The Freak Show

Story of my life.

CD3 Monitoring appointment today. There were follicles in my ovaries on day 3 for the first time in 2 months. Which is wonderful, however…they look more like cycle day 10 or 12. In fact my ultrasound tech was more excited about it than I was. Bless her.

Lets talk numbers.

E2, 426. FSH 3.0 LH 8.8. Normally my RE doesn’t test for LH at this point but after the E2 being so high and FSH being so low, he wanted to see how close I was to my LH surge. In case you have no idea what these numbers mean, let me just say that e2 is crazy high.

This sets a new record for highest E2 and lowest FSH ever. Much less on day 3. Everyone in the office was talking about it, nurses kept coming up to me ” I just saw your chart are you sure its only day 3?” I’ve always wanted to be the person who actually is every single use case scenario. No, actually I’ve never ever wanted that.

If you don’t know what a “use case” is, it’s a software development term¬† used to define every possible exception, every odd occurrence, every strange happening.

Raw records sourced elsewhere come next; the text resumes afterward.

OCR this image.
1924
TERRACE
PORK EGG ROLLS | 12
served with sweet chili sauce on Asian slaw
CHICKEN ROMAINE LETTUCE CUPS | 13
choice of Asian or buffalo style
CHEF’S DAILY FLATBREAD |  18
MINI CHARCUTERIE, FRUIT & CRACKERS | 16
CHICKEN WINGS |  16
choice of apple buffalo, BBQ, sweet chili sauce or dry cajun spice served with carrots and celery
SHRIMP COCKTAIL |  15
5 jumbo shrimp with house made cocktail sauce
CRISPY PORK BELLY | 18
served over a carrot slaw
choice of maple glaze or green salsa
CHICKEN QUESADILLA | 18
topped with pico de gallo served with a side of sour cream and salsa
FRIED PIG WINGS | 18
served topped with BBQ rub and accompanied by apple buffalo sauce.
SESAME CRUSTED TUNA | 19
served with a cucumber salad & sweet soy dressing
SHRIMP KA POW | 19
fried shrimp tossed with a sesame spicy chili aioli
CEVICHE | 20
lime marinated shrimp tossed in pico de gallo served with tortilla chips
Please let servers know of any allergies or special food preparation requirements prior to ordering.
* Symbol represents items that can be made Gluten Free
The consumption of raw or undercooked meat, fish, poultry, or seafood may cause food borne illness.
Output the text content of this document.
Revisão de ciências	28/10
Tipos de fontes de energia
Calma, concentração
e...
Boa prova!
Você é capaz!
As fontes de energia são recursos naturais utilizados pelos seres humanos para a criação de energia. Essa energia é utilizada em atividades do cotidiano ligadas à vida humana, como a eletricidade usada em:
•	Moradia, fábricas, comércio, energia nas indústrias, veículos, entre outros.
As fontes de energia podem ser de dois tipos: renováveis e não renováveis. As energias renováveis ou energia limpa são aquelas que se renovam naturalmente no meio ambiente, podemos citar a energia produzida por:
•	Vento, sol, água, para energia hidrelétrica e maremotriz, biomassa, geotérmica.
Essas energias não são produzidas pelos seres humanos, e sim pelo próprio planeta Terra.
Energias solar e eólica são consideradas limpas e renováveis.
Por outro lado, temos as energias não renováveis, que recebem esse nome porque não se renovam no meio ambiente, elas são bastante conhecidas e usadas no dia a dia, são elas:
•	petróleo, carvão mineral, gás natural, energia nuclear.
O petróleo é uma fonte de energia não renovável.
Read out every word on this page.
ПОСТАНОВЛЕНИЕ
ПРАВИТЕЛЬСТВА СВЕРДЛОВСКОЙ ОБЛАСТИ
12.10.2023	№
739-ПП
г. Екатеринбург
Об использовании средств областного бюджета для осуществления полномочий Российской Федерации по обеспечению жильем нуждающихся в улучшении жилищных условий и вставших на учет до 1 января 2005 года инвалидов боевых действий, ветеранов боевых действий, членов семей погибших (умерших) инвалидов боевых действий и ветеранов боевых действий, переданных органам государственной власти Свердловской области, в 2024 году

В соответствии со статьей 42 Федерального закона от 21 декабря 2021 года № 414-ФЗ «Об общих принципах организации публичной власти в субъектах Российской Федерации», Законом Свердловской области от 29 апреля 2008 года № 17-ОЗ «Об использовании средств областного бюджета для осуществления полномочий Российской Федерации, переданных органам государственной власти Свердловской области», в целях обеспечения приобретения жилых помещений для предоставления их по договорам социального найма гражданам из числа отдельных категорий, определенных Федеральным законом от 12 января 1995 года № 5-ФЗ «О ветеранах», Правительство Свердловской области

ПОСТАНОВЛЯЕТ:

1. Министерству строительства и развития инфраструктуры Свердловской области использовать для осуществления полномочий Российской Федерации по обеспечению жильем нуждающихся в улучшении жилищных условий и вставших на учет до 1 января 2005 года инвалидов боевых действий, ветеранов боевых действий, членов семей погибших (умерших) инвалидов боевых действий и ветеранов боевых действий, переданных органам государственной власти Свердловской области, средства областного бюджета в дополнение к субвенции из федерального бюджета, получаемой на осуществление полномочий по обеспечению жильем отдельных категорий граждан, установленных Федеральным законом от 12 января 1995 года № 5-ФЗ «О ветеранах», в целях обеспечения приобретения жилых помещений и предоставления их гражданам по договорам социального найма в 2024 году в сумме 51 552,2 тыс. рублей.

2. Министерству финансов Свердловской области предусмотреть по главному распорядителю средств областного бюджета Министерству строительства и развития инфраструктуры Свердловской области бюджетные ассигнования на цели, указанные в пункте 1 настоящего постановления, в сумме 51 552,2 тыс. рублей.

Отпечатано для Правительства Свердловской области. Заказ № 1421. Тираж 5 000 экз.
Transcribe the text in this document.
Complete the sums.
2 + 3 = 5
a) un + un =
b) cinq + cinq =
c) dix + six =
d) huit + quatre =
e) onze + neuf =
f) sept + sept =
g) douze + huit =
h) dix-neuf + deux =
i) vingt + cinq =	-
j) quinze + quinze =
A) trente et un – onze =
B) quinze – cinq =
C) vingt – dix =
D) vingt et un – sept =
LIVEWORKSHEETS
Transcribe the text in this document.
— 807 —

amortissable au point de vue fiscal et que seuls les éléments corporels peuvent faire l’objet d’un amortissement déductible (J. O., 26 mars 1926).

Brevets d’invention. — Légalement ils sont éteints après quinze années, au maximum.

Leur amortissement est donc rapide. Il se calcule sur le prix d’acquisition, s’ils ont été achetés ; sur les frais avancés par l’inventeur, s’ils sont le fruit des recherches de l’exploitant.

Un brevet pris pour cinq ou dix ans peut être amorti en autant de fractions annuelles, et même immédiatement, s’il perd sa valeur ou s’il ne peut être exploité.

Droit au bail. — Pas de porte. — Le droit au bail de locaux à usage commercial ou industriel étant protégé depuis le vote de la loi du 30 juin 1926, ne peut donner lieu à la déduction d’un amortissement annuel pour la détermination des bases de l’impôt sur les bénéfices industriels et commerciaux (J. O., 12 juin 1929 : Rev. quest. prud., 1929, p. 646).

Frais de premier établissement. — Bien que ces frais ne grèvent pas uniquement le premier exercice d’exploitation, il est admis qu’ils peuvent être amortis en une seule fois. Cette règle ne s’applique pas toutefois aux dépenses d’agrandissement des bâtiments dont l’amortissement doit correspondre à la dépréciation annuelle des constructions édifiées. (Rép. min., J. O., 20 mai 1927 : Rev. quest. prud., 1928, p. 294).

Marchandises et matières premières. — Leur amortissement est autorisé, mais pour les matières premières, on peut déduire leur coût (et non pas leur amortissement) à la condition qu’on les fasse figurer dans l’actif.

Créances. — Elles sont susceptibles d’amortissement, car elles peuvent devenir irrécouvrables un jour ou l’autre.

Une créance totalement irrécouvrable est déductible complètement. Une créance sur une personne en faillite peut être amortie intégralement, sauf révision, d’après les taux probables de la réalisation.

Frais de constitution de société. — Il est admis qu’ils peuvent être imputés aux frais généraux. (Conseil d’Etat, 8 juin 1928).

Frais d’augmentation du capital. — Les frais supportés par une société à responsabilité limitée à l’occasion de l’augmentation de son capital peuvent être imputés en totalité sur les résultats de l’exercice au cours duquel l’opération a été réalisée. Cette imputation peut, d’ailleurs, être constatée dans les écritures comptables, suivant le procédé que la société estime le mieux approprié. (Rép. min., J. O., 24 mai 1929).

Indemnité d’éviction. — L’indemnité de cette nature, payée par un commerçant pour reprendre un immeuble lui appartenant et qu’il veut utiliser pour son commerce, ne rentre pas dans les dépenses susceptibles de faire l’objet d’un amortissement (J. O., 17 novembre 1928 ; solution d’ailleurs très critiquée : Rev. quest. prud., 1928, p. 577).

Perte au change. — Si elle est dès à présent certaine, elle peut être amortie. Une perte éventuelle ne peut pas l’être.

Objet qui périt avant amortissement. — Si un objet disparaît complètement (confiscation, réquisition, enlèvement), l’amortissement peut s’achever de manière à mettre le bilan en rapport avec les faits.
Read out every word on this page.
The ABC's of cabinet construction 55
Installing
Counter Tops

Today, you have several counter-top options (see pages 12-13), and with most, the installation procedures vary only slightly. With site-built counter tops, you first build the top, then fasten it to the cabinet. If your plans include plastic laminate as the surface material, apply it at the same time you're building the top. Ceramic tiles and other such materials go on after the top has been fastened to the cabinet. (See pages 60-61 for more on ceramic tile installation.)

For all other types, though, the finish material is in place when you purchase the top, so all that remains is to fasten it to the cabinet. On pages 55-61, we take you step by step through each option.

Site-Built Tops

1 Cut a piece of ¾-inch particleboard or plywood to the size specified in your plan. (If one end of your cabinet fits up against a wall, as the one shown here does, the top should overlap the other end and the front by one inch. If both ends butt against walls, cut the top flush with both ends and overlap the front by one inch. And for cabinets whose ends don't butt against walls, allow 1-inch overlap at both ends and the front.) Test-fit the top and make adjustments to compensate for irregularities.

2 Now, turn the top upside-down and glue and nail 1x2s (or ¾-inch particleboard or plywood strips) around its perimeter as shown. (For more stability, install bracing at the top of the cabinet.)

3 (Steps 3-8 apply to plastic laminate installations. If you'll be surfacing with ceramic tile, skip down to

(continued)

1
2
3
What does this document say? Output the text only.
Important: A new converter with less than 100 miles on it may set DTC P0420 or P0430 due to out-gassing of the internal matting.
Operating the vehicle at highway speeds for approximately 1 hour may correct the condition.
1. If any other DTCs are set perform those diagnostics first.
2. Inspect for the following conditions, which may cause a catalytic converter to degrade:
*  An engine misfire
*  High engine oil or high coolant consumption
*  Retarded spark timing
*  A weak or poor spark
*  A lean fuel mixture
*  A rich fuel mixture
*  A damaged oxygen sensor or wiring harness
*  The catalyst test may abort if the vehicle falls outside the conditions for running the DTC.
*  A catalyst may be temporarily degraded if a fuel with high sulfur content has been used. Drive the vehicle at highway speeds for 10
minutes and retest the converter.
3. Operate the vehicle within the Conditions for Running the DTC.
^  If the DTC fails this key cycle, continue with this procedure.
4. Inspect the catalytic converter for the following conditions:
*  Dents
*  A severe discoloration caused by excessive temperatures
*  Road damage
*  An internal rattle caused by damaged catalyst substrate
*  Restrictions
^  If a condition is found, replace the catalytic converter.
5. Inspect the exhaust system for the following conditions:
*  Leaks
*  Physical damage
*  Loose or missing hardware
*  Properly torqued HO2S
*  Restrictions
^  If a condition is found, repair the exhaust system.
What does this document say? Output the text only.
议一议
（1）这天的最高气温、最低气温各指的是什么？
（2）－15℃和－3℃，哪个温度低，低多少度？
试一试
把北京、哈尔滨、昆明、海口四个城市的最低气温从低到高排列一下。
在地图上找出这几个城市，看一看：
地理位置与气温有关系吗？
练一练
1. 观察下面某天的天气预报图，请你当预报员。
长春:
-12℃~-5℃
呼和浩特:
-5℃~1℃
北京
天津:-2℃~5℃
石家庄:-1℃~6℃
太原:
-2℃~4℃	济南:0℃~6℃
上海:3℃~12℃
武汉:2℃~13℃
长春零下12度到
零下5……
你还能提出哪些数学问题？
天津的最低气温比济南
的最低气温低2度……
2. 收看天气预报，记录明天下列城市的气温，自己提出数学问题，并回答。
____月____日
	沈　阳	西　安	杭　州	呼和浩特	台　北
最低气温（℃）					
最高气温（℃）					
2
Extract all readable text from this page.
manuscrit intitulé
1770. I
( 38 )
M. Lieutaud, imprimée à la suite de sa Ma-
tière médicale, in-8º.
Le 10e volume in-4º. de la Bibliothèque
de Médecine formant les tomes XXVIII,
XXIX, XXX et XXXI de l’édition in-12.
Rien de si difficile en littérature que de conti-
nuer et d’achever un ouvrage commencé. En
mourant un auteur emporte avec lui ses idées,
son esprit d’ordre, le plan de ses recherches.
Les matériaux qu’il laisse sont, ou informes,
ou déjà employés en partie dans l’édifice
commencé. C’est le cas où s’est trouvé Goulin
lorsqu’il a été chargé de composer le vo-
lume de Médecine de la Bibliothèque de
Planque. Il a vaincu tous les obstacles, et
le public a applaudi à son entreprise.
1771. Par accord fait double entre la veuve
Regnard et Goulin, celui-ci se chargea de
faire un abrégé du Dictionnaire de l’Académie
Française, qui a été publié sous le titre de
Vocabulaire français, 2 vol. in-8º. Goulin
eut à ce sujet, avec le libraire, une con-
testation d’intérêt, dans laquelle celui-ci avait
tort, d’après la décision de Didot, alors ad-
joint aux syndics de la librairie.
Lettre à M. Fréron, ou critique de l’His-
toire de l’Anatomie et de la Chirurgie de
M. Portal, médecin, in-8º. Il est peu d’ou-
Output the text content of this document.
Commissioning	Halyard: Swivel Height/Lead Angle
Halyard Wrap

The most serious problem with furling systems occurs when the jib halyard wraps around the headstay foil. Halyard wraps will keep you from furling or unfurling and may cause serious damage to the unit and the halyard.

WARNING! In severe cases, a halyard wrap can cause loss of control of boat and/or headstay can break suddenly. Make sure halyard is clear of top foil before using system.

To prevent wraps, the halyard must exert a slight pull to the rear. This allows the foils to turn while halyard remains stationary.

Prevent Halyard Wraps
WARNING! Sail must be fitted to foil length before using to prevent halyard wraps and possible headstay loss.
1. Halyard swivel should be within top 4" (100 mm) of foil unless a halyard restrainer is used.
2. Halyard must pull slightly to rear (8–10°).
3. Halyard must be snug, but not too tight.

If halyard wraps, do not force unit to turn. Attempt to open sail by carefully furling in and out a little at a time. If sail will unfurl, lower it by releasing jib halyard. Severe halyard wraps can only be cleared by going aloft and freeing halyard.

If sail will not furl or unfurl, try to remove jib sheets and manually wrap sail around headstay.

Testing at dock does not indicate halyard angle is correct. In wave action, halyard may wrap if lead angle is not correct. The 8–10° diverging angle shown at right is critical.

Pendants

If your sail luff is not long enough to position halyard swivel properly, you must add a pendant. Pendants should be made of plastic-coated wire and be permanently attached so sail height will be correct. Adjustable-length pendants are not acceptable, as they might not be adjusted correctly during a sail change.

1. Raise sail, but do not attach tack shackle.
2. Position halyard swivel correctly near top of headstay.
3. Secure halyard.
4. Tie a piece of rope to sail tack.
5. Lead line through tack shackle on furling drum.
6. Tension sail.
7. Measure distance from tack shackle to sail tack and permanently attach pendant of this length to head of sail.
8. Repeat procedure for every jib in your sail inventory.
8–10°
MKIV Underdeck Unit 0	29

The prodigals right ovary made a rare appearance today with 2 follicles, measuring 24.9, so that’s probably a cyst, and 21.1. The more demure and under performing left ovary had one follicle that is 16.3.

Dr Y asked me point-blank “Have you been taking some drugs that I don’t know about?” I squeaked “Drugs?” He said “Yes fertility medications?” My jaw dropped and I said “OF COURSE NOT. I hate them. Clomid makes me feel like a beast” and he started laughing. For which I gave him the evil stink eye.

I left the clinic with a Lupron shot, to be taken tonight at 10:30, and an egg retrieval scheduled for Wednesday morning at 9:30 which means I will still be having my period during this procedure. Perfect. A whole new layer of humiliation. If it means I get 1 or 2 good eggs, then sign me up. Why not, I said goodbye to my dignity 6 months ago and haven’t seen it since.

I’m amazed that my body just does whatever the hell it wants to and leaves me holding the pink bag, literally, looking like some kind of fertility medication crazy person. As you can see I am willing to embarrass myself to have a baby. Just in relation to monitoring I have endured 20 blood drawings, 20 ultrasounds, half of the building has seen me with no pants on, a handful of people have seen my girly parts more than I have in my whole life, 5 previous egg retrievals, with another on the horizon but taking fertility drugs outside whats prescribed to me? You have to be kidding. I have to draw the line somewhere.

Maybe those Circle and Bloom visualizations are working. Or maybe my body is just a freak show.

I’m happy. I think. I’m a little worried, but I’m glad I don’t have to talk about Kardashians this month.



Cycle day 13 monitoring.

I feel like a beast.

Longest. Monitoring. Cycle. Ever.  I guess 4 blood tests and ultrasounds in 10 days will do that to you. To be fair 3 of them have been in the last 5 days so you get my drift.

Lets talk numbers shall we?

E2 was 138, which more than doubled since Saturday. No FSH reading today, LH is 14.9, which weirdly is lower than it was on Saturday, p4 is .88 and the follicle in my right ovary is now 13 mm.

I talked to the Dr. today, because I didn’t know if I should continue with this cycle since it seems so much slower growing, and lower than the last 4. He wants to do an egg retrieval on Thursday. I wasn’t sure if I wanted to do it, and I asked him point-blank if this is some kind of psychological boost to waste a retrieval on a crappy egg, he laughed said “no its starting to look like a very good cycle” and that he would encourage me to go through with it. To be clear, I’m the one that said crappy, my Dr. is a civilized human being and he doesn’t swear.

I covered it some time ago, but I drive him crazy because I question everything. He probably hates me. Have I mentioned I have trust issues? Yeah. I might have a teensy problem with that. I know, I know…I owe a lot of people apologies.

So its scheduled for 9:45 Thursday morning, Clomid again tonight, Lupron shot tomorrow night at 10:45pm.

Back to the remedial class with patience, trust, and positive thinking. Just when I was doing so well with it, I totally back-slid and got all snarky von crankypants. I may need a firmware upgrade. All previous versions have come with sarcasm, cynicism, snark and swearing as features.

Maybe they should no longer be called “features”, be properly identified as bugs and be removed from the next iteration. I wonder if I can add that to the PRD without getting called out for scope creep.